The boy said nothing. Below where they had halted, the hills ran unevenly down to the coast. Against the luminous veil of the sea stood a headland crowned with steep rock, and upon the crown floated a palace made of fine columns, pink as the light on the face of the boy riding behind him; pink as the insubstantial light on his hands, on the path, on the boulders about them. ‘That is Lindos!’ said the boy, loudly and clearly.
And immediately, it seemed, the rocks about them grew figures, black against the pellucid vapours behind – for, of course, now that he could see clearly, so he could be seen. Three men or four, and another below, holding horses. They threw themselves at him together. He fought in silence, with bitterness, but they said nothing, except to mutter directions among themselves as they flung a blanket over his head and, dragging him from his mount, wrapped him in it. Then, tied at elbow and knee, he was slung over someone’s tall horse, and was held there, a broad hand on his back, as the animal jolted its way down the hill. Above and behind, he heard the light scramble of the little mule’s feet, and the boy’s voice, receding. The boy who, of course, had made no effort to help him.
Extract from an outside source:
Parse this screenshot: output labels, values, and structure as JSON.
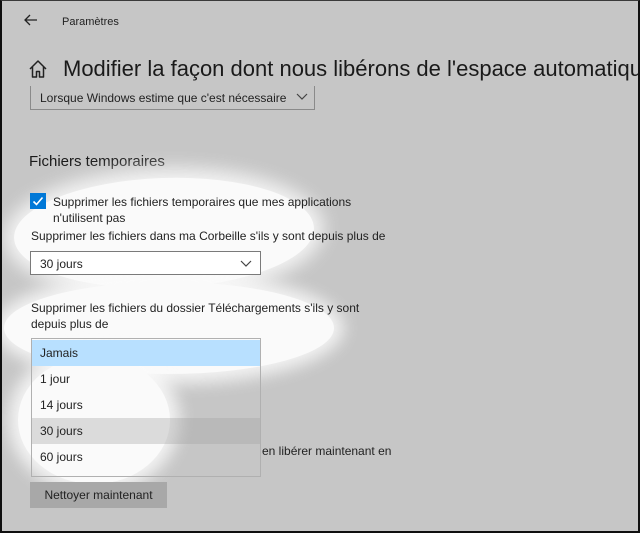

Before very long, he felt his mount reach level ground, and then move from baked earth to something man-set that gave back discreet echoes. A sligh
t difference in sound and in temperature told him he was among buildings; and then the hand on his back tightened as they began climbing again, steeply this time. When his horse turned abruptly, he was all but shaken off: the hand that shoved him this time came from behind. He realised that he had passed through a gateway, and that the small cavalcade had quietly come to a halt. A cock crew distantly and a dog barked somewhere twice. Nearer at hand, someone dismounted and he heard low voices, indistinguishable through the cloth. Then the hand on his back was replaced by many hands, heaving, rolling and lifting. He was half carried, half dragged across a carpet of pebbles, and then allowed to drop on a floor, which did his bruises no good but which at least felt smooth and appeared clean and might not be full of fleas. Someone cut the rope at his knees and his elbows, and someone else grabbed the blanket and tugged it off him. Their boots retreated, and were replaced by a small, high-arched slipper, and a knee draped with extremely fine taffeta and a hand, which stretched out and touched him. Above was a face that he knew, painted with art, and framed in hair half loosened today, in informal style, and half pleated into its little jewelled caul. ‘Well, my dear?’ said Primaflora.
He closed his eyes from sheer relief, and then opened them and began to laugh, for the same reason. He raised his own hand, with some trouble, and fingering hers, kissed and held it. She said, keeping the initiative, ‘Did you think Carlotta had captured you? Or the Knights?’